Phonic Bloom Siluria - Drone Synthesizer with FM Radio

by Little Music

More beautiful things to see on your table - this time from Phonic Bloom, a maker that's been quietly crafting unique instruments with a philosophy of turning everyday signals into music. Siluria is their take on the drone synthesizer, but it's not just another box that hums. This one listens to the world around you through FM radio and transforms those waves into something you can shape and play.

Touch and Sound

The interface is minimal but thoughtful. Twelve capacitive touch plates form the keyboard, each responding to velocity and polyphonic aftertouch. When you touch them, warm white LEDs light up, giving you that satisfying feedback that your gestures are being registered. Eight analog potentiometers sit ready for shaping the sound, smooth and precise under your fingers.

Siluria Drone Synthesizer

What makes this interesting is how the radio works here. It's not just a gimmick - the FM tuner acts as a modulation source, feeding unpredictable radio signals into your patches. You can also use line-in or load WAV files from an SD card, but there's something special about pulling sounds from the airwaves. The latest firmware update (1.1) adds tape-style playback for those WAV files, letting you loop, change speed (-4x to +4x), and reverse direction like you're manipulating actual tape.

What's Inside

Under the hood, there's a dual-core RISC-V processor running at 1GHz with 512MB of memory. The audio codec runs at 48kHz, giving you proper Hi-Fi quality. The synth engine is polyphonic and multi-timbral, with dual waveforms - one for the drone layer and another for the main voice. Scales are pre-defined and can be quantized or played with precise pitch control.

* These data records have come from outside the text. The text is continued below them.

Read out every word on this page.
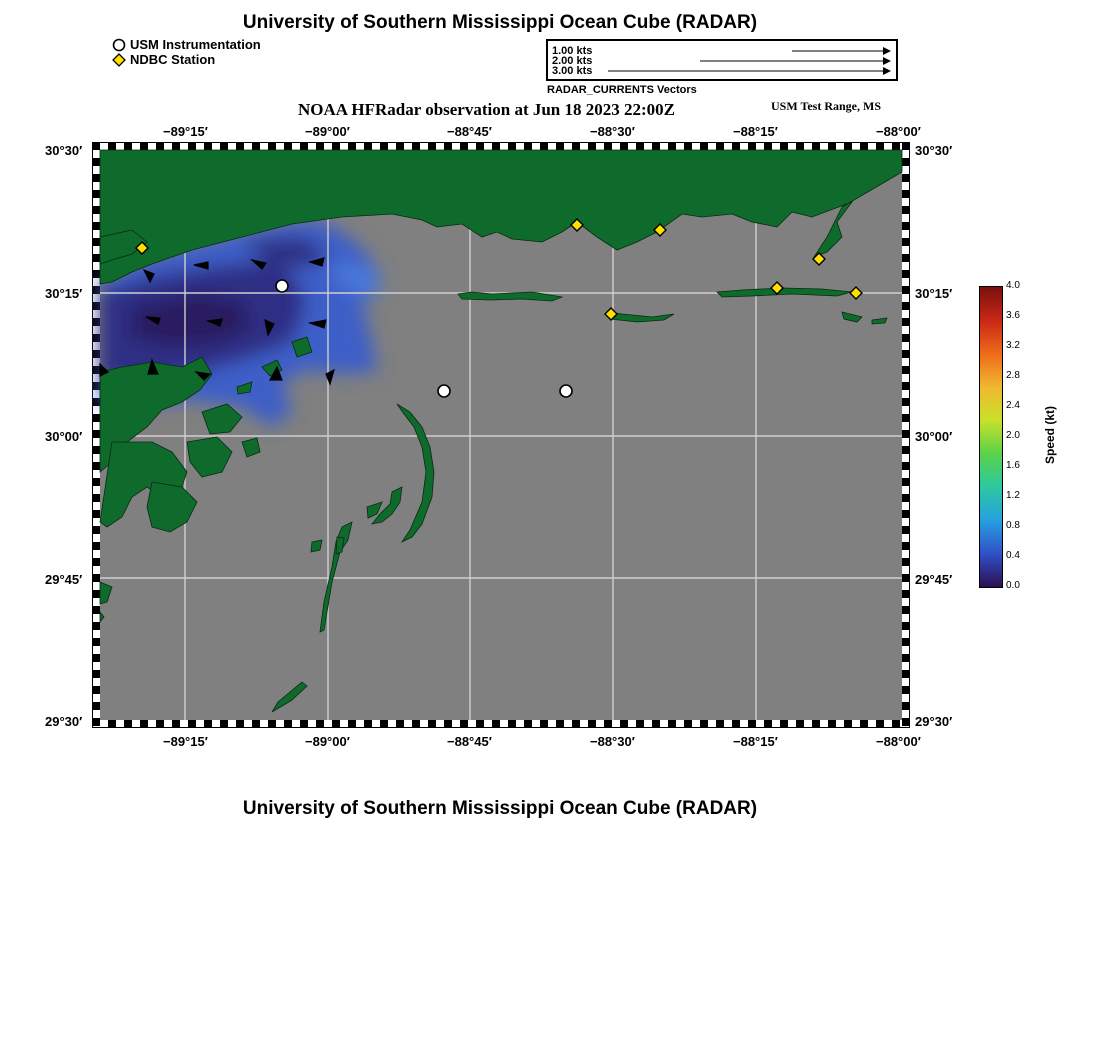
University of Southern Mississippi Ocean Cube (RADAR)
USM Instrumentation
NDBC Station
1.00 kts
2.00 kts
3.00 kts
RADAR_CURRENTS Vectors
NOAA HFRadar observation at Jun 18 2023 22:00Z	USM Test Range, MS
−89°15′	−89°00′	−88°45′	−88°30′	−88°15′	−88°00′
−89°15′	−89°00′	−88°45′	−88°30′	−88°15′	−88°00′
30°30′
30°15′
30°00′
29°45′
29°30′
30°30′
30°15′
30°00′
29°45′
29°30′
4.0
3.6
3.2
2.8
2.4
2.0
1.6
1.2
0.8
0.4
0.0
Speed (kt)
University of Southern Mississippi Ocean Cube (RADAR)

Effects are built in: filter with cutoff and resonance, reverb, flanger with level and detune, delay with adjustable parameters, and pitch shifting down one octave. These can process external signals too, which means you can run your FM radio or line-in through the effects chain and manipulate it in real time.

Practical Design

The physical design is elegant - a solid wood frame with black capacitive touch surface and gold-plated accents. Six 3.5mm jacks handle all connections: audio in/out, MIDI in/out, a separate FM radio output (giving you the unprocessed signal), and an external antenna connector. There's a small OLED display for navigation and a half-wavelength antenna built in.

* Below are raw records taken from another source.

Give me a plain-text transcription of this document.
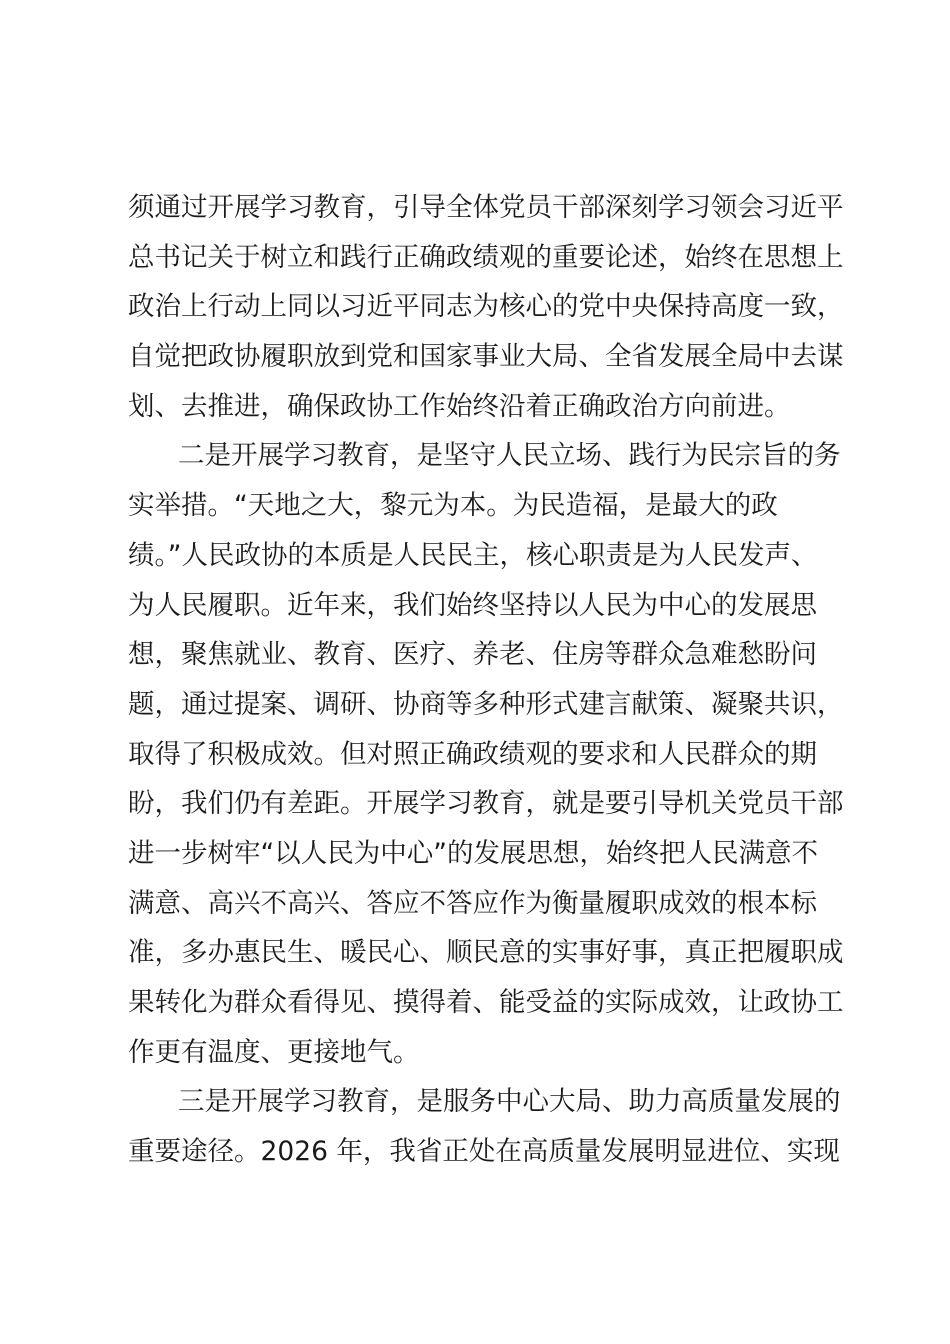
须通过开展学习教育，引导全体党员干部深刻学习领会习近平
总书记关于树立和践行正确政绩观的重要论述，始终在思想上
政治上行动上同以习近平同志为核心的党中央保持高度一致，
自觉把政协履职放到党和国家事业大局、全省发展全局中去谋
划、去推进，确保政协工作始终沿着正确政治方向前进。
二是开展学习教育，是坚守人民立场、践行为民宗旨的务
实举措。“天地之大，黎元为本。为民造福，是最大的政
绩。”人民政协的本质是人民民主，核心职责是为人民发声、
为人民履职。近年来，我们始终坚持以人民为中心的发展思
想，聚焦就业、教育、医疗、养老、住房等群众急难愁盼问
题，通过提案、调研、协商等多种形式建言献策、凝聚共识，
取得了积极成效。但对照正确政绩观的要求和人民群众的期
盼，我们仍有差距。开展学习教育，就是要引导机关党员干部
进一步树牢“以人民为中心”的发展思想，始终把人民满意不
满意、高兴不高兴、答应不答应作为衡量履职成效的根本标
准，多办惠民生、暖民心、顺民意的实事好事，真正把履职成
果转化为群众看得见、摸得着、能受益的实际成效，让政协工
作更有温度、更接地气。
三是开展学习教育，是服务中心大局、助力高质量发展的
重要途径。2026 年，我省正处在高质量发展明显进位、实现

MIDI works both ways - Siluria can control other gear and be controlled by it. Recording happens directly to the SD card, and files split automatically when you restart recording. USB-C provides power and data transfer, so you can access your recordings without removing the SD card.

What It's Not

There's no built-in speaker and no battery. You'll need headphones or an amplifier to hear it, and it needs USB power to run. These aren't flaws - they're design decisions that keep the device focused on what it does best: generating and processing sound.

Who It's For

If you're drawn to drones, ambient textures, or experimental sound design, Siluria offers a unique palette. The FM radio integration makes it unpredictable in good ways - you never quite know what signals you'll catch, and that randomness can spark ideas. It's compact enough to fit in any setup but capable enough to be the center of one.